You can access jobs using the w.jobs.list method. It returns a generator containing all available jobs.

my_jobs = w.jobs.list()
my_jobs

<generator object JobsExt.list at 0x7ae387747220>

The next cell shows the properties of the created job.

my_job = list(my_jobs)[0]
my_job.job_id, my_job.settings.name

(714431377314811, 'knowledge_job')

The following cell deletes the job.

w.jobs.delete(job_id=my_job.job_id)

The are no more jobs in the databricks now.

list(w.jobs.list())

[]

dbutils#

The dbutils is an object that is pre-initialized in Databricks notebooks. You should only run it in a configured Databricks environment. The following table lists the main modules of dbutils, and their description:

Module	Description
credentials	Utilities for interacting with credentials within notebooks
data	Utilities for understanding and interacting with datasets (EXPERIMENTAL)
fs	Utilities for accessing the Databricks file system (DBFS)
jobs	Utilities for leveraging job features
library	Deprecated. Utilities for managing session-scoped libraries
meta	Utilities to hook into the compiler (EXPERIMENTAL)
notebook	Utilities for managing the control flow of notebooks (EXPERIMENTAL)
preview	Utilities in preview
secrets	Utilities for leveraging secrets within notebooks
widgets	Utilities for parameterizing notebooks
api	Utilities for managing application builds

Check more in Databricks Utilities (dbutils) reference page.

Jobs#

The dbutils.jobs module allows you to manipulate the behavour of Dataricks jobs. To throw messages between jobs use:

The dbutils.jobs.taskValues.set allows to set message that would be picked up by the some other script.
The dbutils.jobs.taskValues.set to pick up the message generated by the other job.

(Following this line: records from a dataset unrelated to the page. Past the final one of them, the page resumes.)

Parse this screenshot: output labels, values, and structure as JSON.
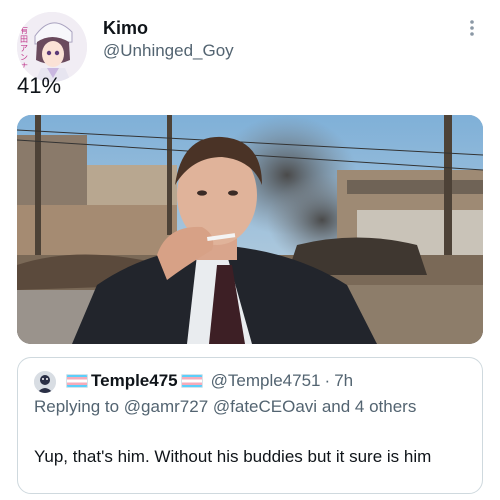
{
  "tweet": {
    "author_name": "Kimo",
    "author_handle": "@Unhinged_Goy",
    "avatar_text": "有田アンナ",
    "text": "41%",
    "more_icon": "more-vertical-icon"
  },
  "media": {
    "description_icon": "photo"
  },
  "quote": {
    "author_name": "Temple475",
    "author_handle": "@Temple4751",
    "separator": "·",
    "time": "7h",
    "reply_prefix": "Replying to",
    "mention_1": "@gamr727",
    "mention_2": "@fateCEOavi",
    "reply_suffix": "and 4 others",
    "text": "Yup, that's him. Without his buddies but it sure is him"
  },
  "colors": {
    "secondary_text": "#536471",
    "border": "#cfd9de",
    "flag_blue": "#5bcffa",
    "flag_pink": "#f5abb9"
  }
}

The following cell sets the “hello” message under the “test” key.

dbutils.jobs.taskValues.set(key="test", value="hello")

The following cell picks up the test message leaved by task some_task. For debuging purposes debugValue is set.

dbutils.jobs.taskValues.get(taskKey="some_task", key="test", debugValue="not found")

'not found'

Since the code is not running in the job environment, the debugValue is returned.